[TTI] Return a more sensible cost for histogram intrinsic. (#97397)
This is just an initial cost, making it invalid for any target which
doesn't specifically return a cost for now. Also adds an AArch64
specific cost check.
We will need to improve that later, e.g. by returning a scalarization
cost for generic targets and possibly introducing a new TTI method, at
least once LoopVectorize has changed it's cost model. The reason is
that the histogram intrinsic also effectively contains a gather and
scatter, and we will need details of the addressing to determine an
appropriate cost for that.
diff --git a/llvm/lib/Target/AArch64/AArch64TargetTransformInfo.cpp b/llvm/lib/Target/AArch64/AArch64TargetTransformInfo.cpp
index eb60b96..0ee8136 100644
--- a/llvm/lib/Target/AArch64/AArch64TargetTransformInfo.cpp
+++ b/llvm/lib/Target/AArch64/AArch64TargetTransformInfo.cpp
@@ -61,6 +61,11 @@
static cl::opt<bool> EnableLSRCostOpt("enable-aarch64-lsr-cost-opt",
cl::init(true), cl::Hidden);
+// A complete guess as to a reasonable cost.
+static cl::opt<unsigned>
+ BaseHistCntCost("aarch64-base-histcnt-cost", cl::init(8), cl::Hidden,
+ cl::desc("The cost of a histcnt instruction"));
+
namespace {
class TailFoldingOption {
// These bitfields will only ever be set to something non-zero in operator=,
@@ -508,11 +513,39 @@
VecVT.getSizeInBits().getKnownMinValue() < AArch64::SVEBitsPerBlock;
}
+static InstructionCost getHistogramCost(const IntrinsicCostAttributes &ICA) {
+ Type *BucketPtrsTy = ICA.getArgTypes()[0]; // Type of vector of pointers
+ Type *EltTy = ICA.getArgTypes()[1]; // Type of bucket elements
+
+ // Only allow (32b and 64b) integers or pointers for now...
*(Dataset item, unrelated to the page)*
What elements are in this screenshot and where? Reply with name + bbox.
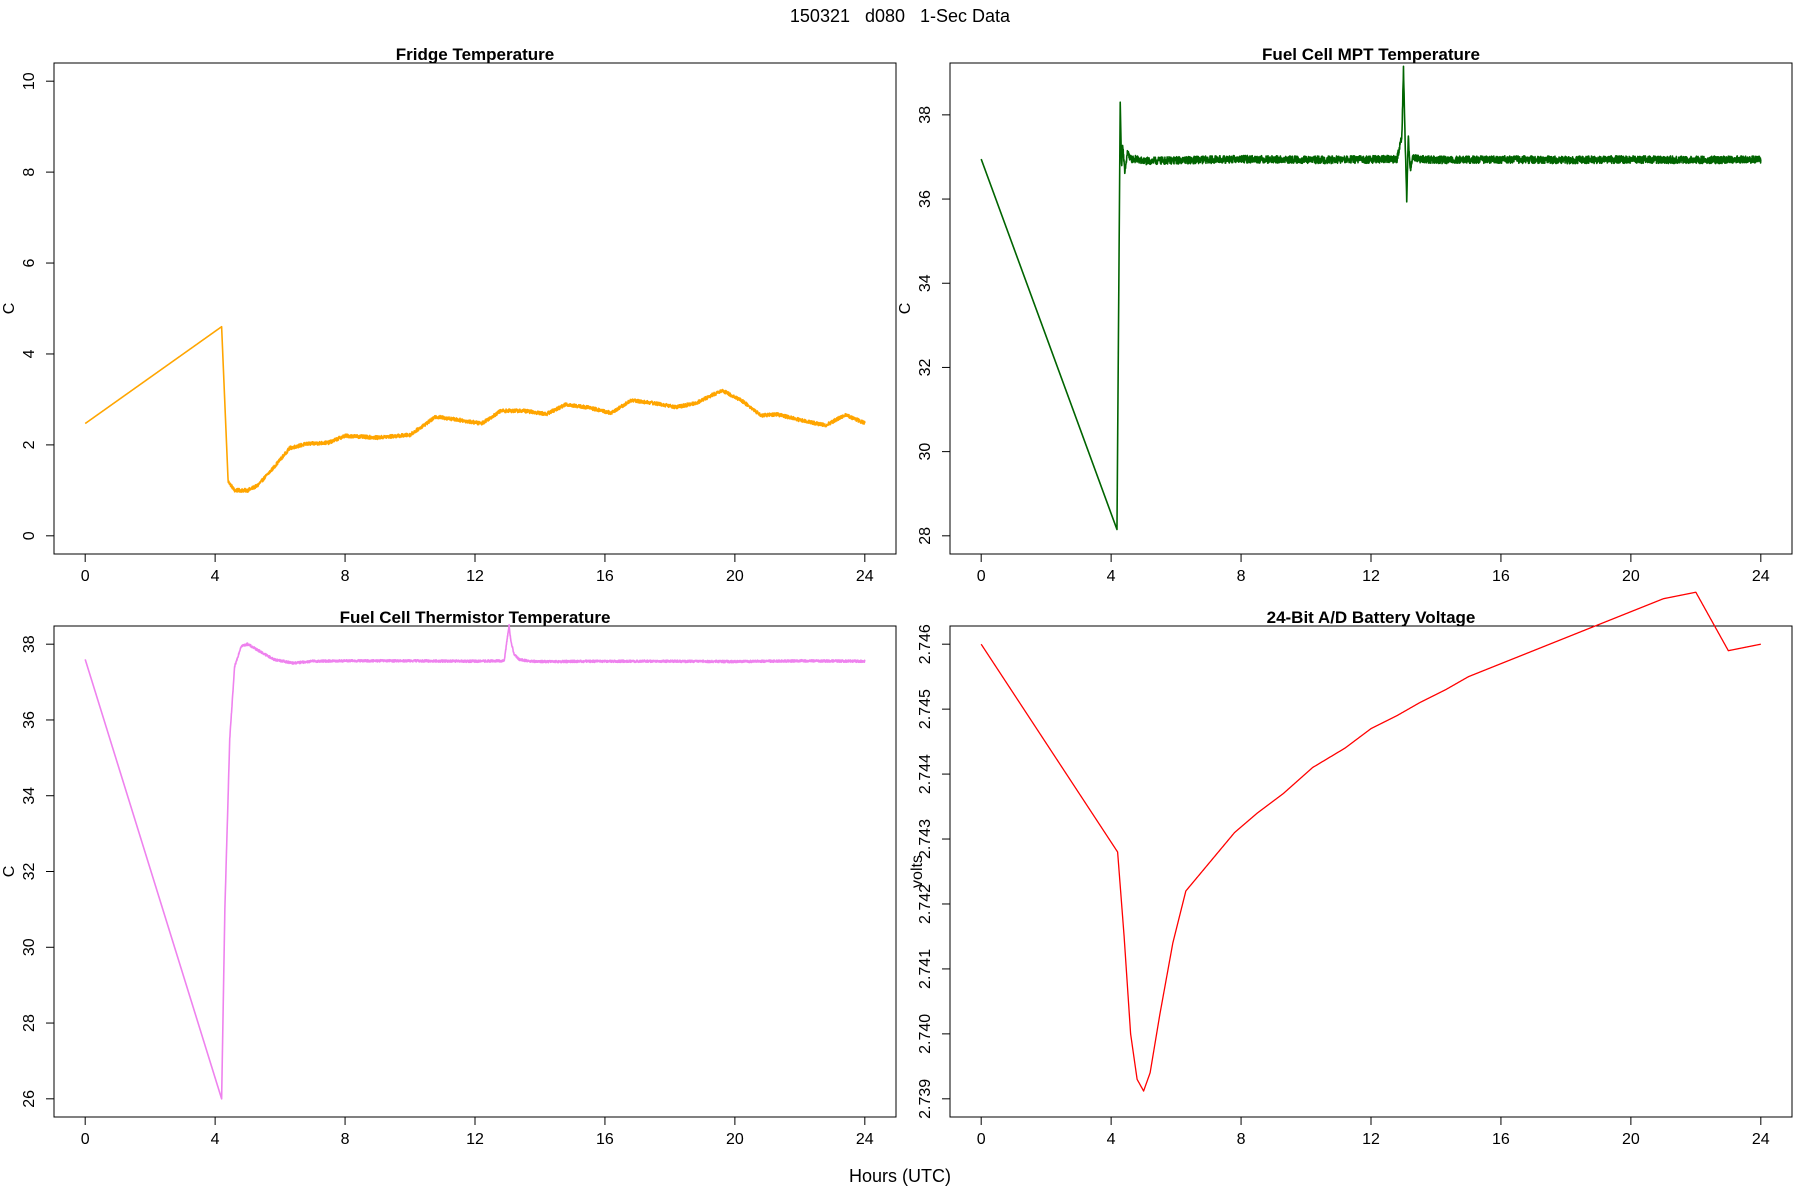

+ if ((!EltTy->isIntegerTy() && !EltTy->isPointerTy()) ||
+ (EltTy->getScalarSizeInBits() != 32 &&
+ EltTy->getScalarSizeInBits() != 64))
+ return InstructionCost::getInvalid();
+
+ // FIXME: Hacky check for legal vector types. We can promote smaller types
+ // but we cannot legalize vectors via splitting for histcnt.
+ // FIXME: We should be able to generate histcnt for fixed-length vectors
+ // using ptrue with a specific VL.
+ if (VectorType *VTy = dyn_cast<VectorType>(BucketPtrsTy))
+ if ((VTy->getElementCount().getKnownMinValue() != 2 &&
+ VTy->getElementCount().getKnownMinValue() != 4) ||
+ VTy->getPrimitiveSizeInBits().getKnownMinValue() > 128 ||
+ !VTy->isScalableTy())
+ return InstructionCost::getInvalid();
+
+ return InstructionCost(BaseHistCntCost);
+}
+
InstructionCost
AArch64TTIImpl::getIntrinsicInstrCost(const IntrinsicCostAttributes &ICA,
TTI::TargetCostKind CostKind) {
auto *RetTy = ICA.getReturnType();
switch (ICA.getID()) {
+ case Intrinsic::experimental_vector_histogram_add:
+ if (!ST->hasSVE2())
+ return InstructionCost::getInvalid();
+ return getHistogramCost(ICA);
case Intrinsic::umin:
case Intrinsic::umax:
case Intrinsic::smin: